Kingdom of Mourne

There is firm evidence of early human habitation in the Annalong area. In the mid 1980s when some minor excavation work was being carried out during the making of the Marine Park, some eighty pieces of humanly-worked flint were turned up.

No disciplined academic analysis was performed and there was insufficient evidence to date these artefacts to a specific age. It is thought likely however that they belong to the Middle Stone Age (Mesolithic period) of some 6000-7000 years ago. This is shortly after the retreat of the most recent Ice Age and ranks with the earliest human habitation known in the North of Ireland.

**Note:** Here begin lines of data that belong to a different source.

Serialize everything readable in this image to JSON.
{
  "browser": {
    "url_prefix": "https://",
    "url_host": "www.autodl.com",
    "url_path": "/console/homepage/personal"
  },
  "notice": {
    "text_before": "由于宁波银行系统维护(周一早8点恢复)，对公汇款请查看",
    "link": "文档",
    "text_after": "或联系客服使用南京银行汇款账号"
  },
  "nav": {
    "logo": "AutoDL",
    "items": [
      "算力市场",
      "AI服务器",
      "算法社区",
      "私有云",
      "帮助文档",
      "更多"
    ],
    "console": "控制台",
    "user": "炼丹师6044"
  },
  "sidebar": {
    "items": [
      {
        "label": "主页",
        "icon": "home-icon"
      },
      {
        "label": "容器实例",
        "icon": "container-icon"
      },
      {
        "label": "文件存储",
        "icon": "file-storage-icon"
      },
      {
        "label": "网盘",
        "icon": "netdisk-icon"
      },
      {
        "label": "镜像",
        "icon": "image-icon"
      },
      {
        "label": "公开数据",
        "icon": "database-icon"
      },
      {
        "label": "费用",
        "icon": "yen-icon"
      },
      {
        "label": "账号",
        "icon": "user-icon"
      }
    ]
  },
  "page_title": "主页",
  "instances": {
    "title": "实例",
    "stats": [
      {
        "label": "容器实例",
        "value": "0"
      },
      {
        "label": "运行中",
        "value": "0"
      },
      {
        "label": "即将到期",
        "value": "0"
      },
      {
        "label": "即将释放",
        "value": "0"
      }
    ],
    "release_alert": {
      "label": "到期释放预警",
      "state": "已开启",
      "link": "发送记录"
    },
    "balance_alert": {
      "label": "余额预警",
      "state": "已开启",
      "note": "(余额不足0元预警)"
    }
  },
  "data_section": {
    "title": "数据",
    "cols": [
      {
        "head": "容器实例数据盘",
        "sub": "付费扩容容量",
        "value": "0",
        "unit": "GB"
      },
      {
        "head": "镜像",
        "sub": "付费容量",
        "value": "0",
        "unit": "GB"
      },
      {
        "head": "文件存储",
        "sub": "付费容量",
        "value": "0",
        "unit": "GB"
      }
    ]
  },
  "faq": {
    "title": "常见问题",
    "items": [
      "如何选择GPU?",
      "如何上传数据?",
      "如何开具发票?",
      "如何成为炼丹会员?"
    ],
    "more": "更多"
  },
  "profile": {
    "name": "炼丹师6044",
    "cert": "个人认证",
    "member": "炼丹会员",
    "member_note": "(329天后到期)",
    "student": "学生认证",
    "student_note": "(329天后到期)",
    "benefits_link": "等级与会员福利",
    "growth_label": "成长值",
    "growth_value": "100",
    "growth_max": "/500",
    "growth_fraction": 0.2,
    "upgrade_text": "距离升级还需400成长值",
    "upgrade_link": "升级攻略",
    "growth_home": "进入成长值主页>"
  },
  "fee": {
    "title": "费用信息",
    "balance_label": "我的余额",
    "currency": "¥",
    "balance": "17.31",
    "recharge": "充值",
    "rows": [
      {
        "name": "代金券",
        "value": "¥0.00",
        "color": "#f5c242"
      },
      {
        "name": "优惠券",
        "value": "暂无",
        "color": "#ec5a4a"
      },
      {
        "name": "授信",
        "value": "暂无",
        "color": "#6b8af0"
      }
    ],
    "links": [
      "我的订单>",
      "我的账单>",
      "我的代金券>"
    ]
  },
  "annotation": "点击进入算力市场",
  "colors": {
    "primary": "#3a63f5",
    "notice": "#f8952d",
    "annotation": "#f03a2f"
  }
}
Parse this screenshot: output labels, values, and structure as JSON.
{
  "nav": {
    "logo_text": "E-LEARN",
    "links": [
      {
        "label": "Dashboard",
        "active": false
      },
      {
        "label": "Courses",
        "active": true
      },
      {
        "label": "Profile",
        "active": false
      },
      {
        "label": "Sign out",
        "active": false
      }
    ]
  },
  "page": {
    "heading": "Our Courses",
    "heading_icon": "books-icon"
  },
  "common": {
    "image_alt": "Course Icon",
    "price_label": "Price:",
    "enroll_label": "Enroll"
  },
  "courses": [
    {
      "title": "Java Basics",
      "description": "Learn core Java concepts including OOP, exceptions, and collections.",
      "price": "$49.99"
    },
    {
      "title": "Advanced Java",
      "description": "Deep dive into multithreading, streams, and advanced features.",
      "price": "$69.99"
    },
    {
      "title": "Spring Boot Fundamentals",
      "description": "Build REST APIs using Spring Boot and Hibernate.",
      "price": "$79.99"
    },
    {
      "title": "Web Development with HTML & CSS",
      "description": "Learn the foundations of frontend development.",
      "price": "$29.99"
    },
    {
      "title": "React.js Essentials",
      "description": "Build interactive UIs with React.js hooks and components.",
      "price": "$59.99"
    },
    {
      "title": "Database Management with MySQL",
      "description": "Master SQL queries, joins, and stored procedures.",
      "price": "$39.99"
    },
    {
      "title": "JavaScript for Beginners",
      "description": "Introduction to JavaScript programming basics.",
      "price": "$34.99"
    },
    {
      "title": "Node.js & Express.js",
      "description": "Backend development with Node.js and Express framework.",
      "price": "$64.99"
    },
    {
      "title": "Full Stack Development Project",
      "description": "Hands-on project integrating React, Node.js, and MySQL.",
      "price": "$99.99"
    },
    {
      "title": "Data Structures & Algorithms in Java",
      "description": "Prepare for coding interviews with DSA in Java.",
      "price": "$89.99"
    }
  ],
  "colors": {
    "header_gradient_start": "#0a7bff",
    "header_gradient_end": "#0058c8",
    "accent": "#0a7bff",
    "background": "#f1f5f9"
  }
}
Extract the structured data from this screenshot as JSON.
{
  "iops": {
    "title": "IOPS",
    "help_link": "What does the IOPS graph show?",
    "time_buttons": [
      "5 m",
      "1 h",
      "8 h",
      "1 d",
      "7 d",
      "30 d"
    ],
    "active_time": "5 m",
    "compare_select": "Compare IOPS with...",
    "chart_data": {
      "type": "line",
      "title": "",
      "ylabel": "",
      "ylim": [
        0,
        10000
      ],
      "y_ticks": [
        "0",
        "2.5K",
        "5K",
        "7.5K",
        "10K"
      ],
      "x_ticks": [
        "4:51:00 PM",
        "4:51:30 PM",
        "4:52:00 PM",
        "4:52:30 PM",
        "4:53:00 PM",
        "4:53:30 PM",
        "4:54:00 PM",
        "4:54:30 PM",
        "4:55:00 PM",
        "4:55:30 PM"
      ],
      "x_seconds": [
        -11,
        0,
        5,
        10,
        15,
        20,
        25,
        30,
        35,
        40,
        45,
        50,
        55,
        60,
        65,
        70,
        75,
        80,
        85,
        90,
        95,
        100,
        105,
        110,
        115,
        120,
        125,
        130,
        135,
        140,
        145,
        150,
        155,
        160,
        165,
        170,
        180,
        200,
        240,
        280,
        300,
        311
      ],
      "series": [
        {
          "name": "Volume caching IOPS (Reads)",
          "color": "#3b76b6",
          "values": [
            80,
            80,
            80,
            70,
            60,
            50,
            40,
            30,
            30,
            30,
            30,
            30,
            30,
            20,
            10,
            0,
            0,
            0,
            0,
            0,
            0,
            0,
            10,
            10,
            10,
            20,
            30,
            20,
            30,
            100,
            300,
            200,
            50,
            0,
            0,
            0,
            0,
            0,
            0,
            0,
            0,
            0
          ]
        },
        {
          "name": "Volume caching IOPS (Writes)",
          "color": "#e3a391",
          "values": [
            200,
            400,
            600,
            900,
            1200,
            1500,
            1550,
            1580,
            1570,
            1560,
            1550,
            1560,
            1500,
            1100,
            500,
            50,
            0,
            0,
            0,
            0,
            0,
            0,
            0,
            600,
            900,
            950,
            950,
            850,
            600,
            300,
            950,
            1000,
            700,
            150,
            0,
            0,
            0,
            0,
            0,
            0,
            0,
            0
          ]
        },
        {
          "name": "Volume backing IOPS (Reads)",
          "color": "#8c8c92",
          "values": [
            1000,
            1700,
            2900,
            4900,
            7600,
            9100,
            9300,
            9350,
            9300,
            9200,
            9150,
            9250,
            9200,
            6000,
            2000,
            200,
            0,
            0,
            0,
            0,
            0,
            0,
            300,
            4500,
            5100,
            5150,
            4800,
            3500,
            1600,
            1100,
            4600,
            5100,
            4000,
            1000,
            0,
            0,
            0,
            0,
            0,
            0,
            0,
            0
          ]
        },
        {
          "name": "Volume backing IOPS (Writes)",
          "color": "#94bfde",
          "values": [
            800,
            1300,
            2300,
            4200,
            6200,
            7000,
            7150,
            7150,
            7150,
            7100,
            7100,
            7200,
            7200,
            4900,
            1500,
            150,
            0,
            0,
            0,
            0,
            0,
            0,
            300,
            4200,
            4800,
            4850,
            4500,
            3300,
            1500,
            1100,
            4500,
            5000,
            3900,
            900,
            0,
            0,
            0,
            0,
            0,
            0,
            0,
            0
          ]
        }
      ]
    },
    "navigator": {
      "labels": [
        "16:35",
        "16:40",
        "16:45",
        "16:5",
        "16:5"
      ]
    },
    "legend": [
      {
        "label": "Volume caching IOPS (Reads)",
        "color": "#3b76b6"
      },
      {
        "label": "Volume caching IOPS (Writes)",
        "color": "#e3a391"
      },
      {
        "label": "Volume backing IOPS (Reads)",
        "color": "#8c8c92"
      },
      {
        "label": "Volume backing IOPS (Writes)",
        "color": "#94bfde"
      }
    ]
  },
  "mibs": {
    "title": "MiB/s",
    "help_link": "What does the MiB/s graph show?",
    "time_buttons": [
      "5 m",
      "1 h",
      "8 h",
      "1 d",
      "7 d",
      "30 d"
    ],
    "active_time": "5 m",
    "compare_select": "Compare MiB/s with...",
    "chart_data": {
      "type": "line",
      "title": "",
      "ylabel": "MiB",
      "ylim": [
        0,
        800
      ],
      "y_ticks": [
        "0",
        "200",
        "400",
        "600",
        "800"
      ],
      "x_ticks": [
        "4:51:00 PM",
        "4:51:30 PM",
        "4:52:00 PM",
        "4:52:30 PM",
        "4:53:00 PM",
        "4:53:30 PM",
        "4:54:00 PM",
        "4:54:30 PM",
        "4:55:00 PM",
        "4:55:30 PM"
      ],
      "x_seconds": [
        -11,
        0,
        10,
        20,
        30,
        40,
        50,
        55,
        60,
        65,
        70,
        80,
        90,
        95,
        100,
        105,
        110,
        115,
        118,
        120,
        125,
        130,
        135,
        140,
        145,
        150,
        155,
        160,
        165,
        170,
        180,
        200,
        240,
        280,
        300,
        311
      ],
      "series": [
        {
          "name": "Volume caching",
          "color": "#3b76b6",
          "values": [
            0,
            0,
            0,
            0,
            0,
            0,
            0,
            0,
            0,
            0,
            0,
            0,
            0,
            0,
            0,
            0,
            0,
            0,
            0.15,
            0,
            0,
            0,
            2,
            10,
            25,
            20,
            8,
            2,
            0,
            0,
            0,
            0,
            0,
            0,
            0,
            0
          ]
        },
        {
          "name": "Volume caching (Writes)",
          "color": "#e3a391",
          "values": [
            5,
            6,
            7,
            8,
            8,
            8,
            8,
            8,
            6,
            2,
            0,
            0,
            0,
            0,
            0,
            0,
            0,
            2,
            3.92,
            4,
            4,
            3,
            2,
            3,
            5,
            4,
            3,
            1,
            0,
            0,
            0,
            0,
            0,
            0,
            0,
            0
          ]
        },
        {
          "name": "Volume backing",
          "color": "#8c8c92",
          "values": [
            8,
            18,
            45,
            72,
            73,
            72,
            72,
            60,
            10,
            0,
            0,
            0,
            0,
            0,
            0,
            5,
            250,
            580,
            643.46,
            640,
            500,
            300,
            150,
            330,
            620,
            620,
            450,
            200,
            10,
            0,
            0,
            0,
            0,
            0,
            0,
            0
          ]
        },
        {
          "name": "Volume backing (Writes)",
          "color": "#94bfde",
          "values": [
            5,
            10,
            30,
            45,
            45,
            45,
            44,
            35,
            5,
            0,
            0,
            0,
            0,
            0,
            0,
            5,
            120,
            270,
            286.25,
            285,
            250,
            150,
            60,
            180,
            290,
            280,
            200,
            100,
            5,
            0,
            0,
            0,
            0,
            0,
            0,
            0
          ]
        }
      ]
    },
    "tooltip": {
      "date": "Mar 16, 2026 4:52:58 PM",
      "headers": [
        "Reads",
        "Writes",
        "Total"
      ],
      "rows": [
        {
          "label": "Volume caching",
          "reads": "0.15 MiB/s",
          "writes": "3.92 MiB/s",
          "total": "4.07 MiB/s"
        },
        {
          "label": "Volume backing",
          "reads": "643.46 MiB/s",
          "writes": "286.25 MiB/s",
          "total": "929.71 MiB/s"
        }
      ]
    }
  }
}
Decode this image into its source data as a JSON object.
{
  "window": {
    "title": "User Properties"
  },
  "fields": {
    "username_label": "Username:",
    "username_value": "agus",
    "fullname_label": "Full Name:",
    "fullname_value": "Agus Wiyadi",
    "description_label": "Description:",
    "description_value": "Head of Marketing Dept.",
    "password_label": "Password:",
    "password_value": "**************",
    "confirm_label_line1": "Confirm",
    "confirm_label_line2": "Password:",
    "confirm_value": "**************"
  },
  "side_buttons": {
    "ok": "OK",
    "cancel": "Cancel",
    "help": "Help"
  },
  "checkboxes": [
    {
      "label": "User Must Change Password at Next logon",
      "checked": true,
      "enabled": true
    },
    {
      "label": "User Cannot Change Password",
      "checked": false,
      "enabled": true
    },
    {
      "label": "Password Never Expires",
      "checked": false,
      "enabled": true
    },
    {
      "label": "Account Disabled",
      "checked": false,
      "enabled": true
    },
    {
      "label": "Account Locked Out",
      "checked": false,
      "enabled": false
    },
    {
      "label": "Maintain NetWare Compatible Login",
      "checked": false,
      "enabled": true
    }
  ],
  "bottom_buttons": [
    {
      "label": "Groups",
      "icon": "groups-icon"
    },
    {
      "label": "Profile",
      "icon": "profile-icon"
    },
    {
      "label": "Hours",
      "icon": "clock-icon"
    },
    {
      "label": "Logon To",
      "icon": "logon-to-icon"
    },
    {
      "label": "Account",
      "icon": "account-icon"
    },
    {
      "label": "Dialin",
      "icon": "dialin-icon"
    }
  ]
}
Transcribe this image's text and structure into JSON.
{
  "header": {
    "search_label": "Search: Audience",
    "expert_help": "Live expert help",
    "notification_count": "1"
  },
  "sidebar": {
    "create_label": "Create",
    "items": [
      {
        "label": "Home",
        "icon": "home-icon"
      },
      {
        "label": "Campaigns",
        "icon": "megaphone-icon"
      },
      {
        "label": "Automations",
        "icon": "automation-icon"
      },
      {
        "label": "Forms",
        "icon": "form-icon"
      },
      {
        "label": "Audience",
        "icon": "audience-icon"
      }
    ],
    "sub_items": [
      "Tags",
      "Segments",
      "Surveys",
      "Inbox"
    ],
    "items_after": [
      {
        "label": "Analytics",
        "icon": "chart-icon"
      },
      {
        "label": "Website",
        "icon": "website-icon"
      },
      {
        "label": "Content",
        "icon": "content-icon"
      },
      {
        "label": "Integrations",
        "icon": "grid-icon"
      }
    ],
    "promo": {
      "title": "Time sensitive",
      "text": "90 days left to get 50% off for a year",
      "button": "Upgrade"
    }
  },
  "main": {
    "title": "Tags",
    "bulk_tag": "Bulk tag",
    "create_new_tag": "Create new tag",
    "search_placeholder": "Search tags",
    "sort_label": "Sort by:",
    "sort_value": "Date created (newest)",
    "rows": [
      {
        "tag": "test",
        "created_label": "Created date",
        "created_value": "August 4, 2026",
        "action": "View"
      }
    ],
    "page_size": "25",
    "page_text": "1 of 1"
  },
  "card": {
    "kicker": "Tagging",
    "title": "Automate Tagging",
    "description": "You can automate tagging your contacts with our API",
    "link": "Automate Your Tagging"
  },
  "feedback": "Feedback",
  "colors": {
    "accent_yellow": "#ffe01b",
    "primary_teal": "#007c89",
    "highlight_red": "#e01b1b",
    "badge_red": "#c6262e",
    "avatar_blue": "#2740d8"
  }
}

The standing Stone in the nearby townland of Moneydarraghmore – known as the Long Stone – adds evidence to this supposition. The reason for the erection of these stones is often speculated. Some say they mark the site of an ancient grave: some, that there is an astronomical significance: others believe they were mere territory markers: a few, that they were just scratching stones for cattle. Your author believes they were likely to be fertility symbols, they bearing such a phallic appearance and fertility being such a dominant anthropological theme in all ancient cultures.

To move closer to the present – a clan based in what is now the Downpatrick area, the Dal Fiatach held sway in this region in the second half of the first Christian millennium.

Although the coastal side of the mountains – centred on Kilkeel – is now widely known as the Kingdom of Mourne, it is unlikely that it was ever a Kingdom in the proper sense.